Le Mont Säntis, terrain d'expérimentation pour un paratonnerre laser

Un consortium européen dirigé par l’UNIGE, l’École Polytechnique de Paris, l’EPFL, hes-so et TRUMPF a réussi à maîtriser la foudre grâce à un laser de haute puissance installé au sommet du Mont Säntis, en Suisse.

Les incendies de forêt, les coupures d’électricité et les infrastructures endommagées sont autant de conséquences dévastatrices de la foudre, qui tue environ 24 000 personnes chaque année dans le monde et cause d’importants dégâts matériels. Bien que le paratonnerre inventé par Benjamin Franklin soit toujours la meilleure protection contre la foudre, il n’est pas toujours optimal pour protéger les sites sensibles. Face à ce défi, un consortium européen comprenant l’Université de Genève (UNIGE), l’École Polytechnique de Paris, l’EPFL, l’hes-so et TRUMPF scientific lasers (Munich) a élaboré une solution innovante : le paratonnerre laser, également connu sous le nom de LLR (Laser Lightning Rod).
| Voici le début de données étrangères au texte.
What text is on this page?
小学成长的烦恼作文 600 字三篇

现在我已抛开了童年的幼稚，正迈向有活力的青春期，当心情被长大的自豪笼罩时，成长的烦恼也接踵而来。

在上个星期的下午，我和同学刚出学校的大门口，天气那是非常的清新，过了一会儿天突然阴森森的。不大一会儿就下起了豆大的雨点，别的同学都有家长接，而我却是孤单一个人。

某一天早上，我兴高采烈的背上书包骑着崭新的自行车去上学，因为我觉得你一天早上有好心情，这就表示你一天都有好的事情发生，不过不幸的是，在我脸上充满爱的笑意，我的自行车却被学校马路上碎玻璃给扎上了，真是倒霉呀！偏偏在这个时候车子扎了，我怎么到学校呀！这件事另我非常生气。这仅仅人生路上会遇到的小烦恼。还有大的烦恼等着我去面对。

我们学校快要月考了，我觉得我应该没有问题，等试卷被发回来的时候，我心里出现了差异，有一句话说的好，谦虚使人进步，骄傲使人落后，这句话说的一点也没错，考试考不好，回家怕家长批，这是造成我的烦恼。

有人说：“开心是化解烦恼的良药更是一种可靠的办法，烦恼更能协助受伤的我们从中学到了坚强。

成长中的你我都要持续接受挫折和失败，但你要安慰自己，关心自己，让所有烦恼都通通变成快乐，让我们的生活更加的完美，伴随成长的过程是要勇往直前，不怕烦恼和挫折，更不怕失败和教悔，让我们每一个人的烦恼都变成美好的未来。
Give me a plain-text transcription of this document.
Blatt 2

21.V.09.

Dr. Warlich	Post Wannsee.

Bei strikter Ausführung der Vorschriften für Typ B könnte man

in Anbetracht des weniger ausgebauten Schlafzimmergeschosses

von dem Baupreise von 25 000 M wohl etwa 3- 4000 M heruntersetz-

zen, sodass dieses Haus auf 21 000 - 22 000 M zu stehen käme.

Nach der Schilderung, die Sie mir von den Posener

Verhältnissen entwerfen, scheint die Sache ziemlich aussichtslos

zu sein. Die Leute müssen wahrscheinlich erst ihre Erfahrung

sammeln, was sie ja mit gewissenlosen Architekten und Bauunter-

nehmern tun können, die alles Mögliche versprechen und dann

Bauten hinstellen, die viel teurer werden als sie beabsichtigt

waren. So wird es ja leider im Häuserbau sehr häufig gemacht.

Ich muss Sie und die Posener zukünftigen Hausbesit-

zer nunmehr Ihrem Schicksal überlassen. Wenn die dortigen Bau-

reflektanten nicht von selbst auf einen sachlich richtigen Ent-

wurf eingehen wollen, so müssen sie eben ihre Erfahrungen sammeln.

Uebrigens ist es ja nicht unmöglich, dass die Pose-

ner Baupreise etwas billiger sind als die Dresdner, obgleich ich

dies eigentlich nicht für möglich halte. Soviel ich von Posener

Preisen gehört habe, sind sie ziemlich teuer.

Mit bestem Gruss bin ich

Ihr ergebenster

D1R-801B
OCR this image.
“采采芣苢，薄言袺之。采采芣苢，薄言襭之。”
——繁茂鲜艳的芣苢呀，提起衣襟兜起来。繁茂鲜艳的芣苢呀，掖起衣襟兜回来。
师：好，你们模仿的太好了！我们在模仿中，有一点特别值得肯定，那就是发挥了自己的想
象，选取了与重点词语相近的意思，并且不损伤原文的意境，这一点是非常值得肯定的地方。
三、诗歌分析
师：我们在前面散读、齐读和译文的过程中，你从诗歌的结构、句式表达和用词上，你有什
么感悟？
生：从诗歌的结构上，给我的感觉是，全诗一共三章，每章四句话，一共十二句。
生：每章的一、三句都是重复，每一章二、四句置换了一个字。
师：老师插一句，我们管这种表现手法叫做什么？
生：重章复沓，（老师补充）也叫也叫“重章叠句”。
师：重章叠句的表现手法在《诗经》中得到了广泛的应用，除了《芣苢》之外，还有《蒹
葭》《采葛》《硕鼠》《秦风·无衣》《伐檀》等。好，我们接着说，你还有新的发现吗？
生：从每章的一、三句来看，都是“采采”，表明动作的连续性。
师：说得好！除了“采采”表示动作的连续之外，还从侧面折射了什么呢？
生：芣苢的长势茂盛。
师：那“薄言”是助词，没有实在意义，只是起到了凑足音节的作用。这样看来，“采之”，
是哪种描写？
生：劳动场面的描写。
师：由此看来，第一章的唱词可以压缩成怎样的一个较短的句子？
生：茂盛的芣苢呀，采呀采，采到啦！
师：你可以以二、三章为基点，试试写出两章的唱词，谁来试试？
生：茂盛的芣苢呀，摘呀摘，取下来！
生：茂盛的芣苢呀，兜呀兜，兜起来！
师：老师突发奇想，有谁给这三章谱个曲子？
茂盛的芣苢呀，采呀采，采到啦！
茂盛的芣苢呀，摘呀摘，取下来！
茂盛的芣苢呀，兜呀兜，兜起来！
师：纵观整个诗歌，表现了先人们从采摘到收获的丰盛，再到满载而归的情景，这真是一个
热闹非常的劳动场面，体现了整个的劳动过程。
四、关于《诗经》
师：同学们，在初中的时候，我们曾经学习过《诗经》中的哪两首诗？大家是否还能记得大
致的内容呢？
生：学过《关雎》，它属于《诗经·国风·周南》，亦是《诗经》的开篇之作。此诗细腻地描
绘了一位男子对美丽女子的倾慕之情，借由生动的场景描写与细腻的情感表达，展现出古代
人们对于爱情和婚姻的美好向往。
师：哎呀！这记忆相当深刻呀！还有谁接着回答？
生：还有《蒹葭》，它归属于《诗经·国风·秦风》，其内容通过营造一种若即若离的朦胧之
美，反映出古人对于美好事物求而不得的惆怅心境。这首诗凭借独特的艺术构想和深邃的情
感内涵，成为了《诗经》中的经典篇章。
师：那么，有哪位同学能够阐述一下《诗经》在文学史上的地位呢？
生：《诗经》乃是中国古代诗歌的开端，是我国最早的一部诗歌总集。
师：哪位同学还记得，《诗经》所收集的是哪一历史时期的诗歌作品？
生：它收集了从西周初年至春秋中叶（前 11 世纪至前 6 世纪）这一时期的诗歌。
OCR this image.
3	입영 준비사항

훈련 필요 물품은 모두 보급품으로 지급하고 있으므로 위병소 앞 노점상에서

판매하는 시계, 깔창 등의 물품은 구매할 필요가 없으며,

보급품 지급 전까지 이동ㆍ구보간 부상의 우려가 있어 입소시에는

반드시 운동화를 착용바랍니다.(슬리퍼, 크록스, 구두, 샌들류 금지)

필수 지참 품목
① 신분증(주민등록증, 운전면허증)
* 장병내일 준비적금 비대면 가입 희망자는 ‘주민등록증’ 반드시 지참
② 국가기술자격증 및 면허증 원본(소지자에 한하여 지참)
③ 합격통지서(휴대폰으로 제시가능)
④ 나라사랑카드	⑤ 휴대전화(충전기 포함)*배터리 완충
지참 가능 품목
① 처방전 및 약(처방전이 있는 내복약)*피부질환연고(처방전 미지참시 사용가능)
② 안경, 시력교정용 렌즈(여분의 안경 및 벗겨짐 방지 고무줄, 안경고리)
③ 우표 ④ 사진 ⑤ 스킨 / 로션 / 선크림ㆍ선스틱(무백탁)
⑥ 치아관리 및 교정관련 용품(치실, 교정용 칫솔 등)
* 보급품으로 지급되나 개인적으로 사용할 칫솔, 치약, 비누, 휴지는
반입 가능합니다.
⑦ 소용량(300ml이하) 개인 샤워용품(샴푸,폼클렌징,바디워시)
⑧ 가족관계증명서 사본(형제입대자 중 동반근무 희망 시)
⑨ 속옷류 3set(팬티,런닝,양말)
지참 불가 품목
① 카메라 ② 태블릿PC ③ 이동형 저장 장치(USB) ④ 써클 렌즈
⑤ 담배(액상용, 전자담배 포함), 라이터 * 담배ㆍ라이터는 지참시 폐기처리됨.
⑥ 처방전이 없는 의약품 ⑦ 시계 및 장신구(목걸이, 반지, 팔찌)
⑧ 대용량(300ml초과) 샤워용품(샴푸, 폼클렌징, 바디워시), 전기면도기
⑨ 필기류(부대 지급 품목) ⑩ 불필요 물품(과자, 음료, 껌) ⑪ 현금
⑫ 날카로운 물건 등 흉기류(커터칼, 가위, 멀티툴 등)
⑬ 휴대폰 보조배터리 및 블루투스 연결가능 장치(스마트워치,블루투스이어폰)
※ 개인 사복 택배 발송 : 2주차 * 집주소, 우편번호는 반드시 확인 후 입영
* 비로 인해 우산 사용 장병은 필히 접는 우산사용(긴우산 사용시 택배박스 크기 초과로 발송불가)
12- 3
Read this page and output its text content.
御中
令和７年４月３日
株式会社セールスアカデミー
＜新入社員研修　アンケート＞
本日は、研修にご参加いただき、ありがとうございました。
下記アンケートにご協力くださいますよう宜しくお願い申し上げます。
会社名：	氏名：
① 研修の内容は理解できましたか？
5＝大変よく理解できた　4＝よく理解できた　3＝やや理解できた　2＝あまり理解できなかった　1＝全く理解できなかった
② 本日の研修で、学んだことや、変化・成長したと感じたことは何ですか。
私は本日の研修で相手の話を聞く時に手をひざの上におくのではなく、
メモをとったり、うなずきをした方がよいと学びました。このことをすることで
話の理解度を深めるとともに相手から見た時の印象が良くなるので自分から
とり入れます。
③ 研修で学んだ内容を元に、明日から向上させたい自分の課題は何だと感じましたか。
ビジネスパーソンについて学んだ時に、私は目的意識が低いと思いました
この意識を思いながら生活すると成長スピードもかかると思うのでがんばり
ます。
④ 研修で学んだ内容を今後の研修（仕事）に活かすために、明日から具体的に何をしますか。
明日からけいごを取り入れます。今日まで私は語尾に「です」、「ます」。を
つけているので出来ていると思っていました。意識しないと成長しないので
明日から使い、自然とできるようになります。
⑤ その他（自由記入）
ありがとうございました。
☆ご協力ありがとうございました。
Après des essais concluants menés sur le sommet du Mont Säntis en Suisse, les chercheurs ont désormais la preuve de la faisabilité de cette technologie révolutionnaire. Le paratonnerre laser est capable de dévier la foudre sur plusieurs dizaines de mètres, même en cas de mauvaises conditions météorologiques. Les résultats de cette recherche prometteuse sont publiés dans la revue scientifique Nature Photonics.

La foudre est l’un des phénomènes naturels les plus extrêmes. Brutale décharge électrostatique de millions de volts et de centaines de milliers d’ampères, la foudre peut être observée dans un seul nuage, entre plusieurs nuages, entre un nuage et le sol et vice-versa. Aussi fascinante que destructrice, la foudre est responsable de près de 24 000 décès par an. Des coupures d’électricité aux incendies de forêt en passant par les dommages causés aux infrastructures, elle est également à l’origine de dégâts considérables qui se chiffrent à plusieurs milliards de dollars.

Les dispositifs de protection contre la foudre ont peu évolué depuis 1752, date à laquelle Benjamin Franklin a inventé le paratonnerre, un mât métallique pointu et conducteur relié au sol. Le paratonnerre traditionnel reste encore aujourd’hui la forme de protection externe la plus efficace : il protège une surface dont le rayon est plus ou moins égal à sa hauteur. Ainsi, une canne de 10 m de haut sécurisera une zone de 10 m de rayon.

Toutefois, la hauteur des mâts n’étant pas extensible à l’infini, il ne s’agit pas d’un système optimal pour protéger des sites sensibles sur une large zone, tels qu’un aéroport, un parc éolien ou une centrale nucléaire.

Grâce à un laser haute puissance installé au sommet du Säntis (CH), un consortium européen dirigé par l’Université de Genève, l’École polytechnique (Paris), l’EPFL et TRUMPF est parvenu à guider la foudre ⚡. Cette première ouvre la voie au développement de paratonnerres plus performants.

Rendre l’air conducteur

Un consortium européen mené par l’UNIGE et l’École polytechnique (Paris) a cherché à résoudre ce problème en partenariat étroit avec l’EPFL (EMC Lab, Prof. Farhad Rachidi), TRUMPF scientific lasers, ArianeGroup, AMC (Prof. A. Mysyrowicz) et la School of Engineering and Management (hes-so, Prof. Marcos Rubinstein). Elle a travaillé sur un dispositif connu sous le nom de paratonnerre laser (LLR). En générant des canaux d’air ionisé, le LLR a été utilisé pour guider la foudre le long de son faisceau. S’étendant vers le haut à partir d’un paratonnerre traditionnel, il pourrait augmenter sa hauteur virtuellement ainsi que la surface de la zone qu’il protège.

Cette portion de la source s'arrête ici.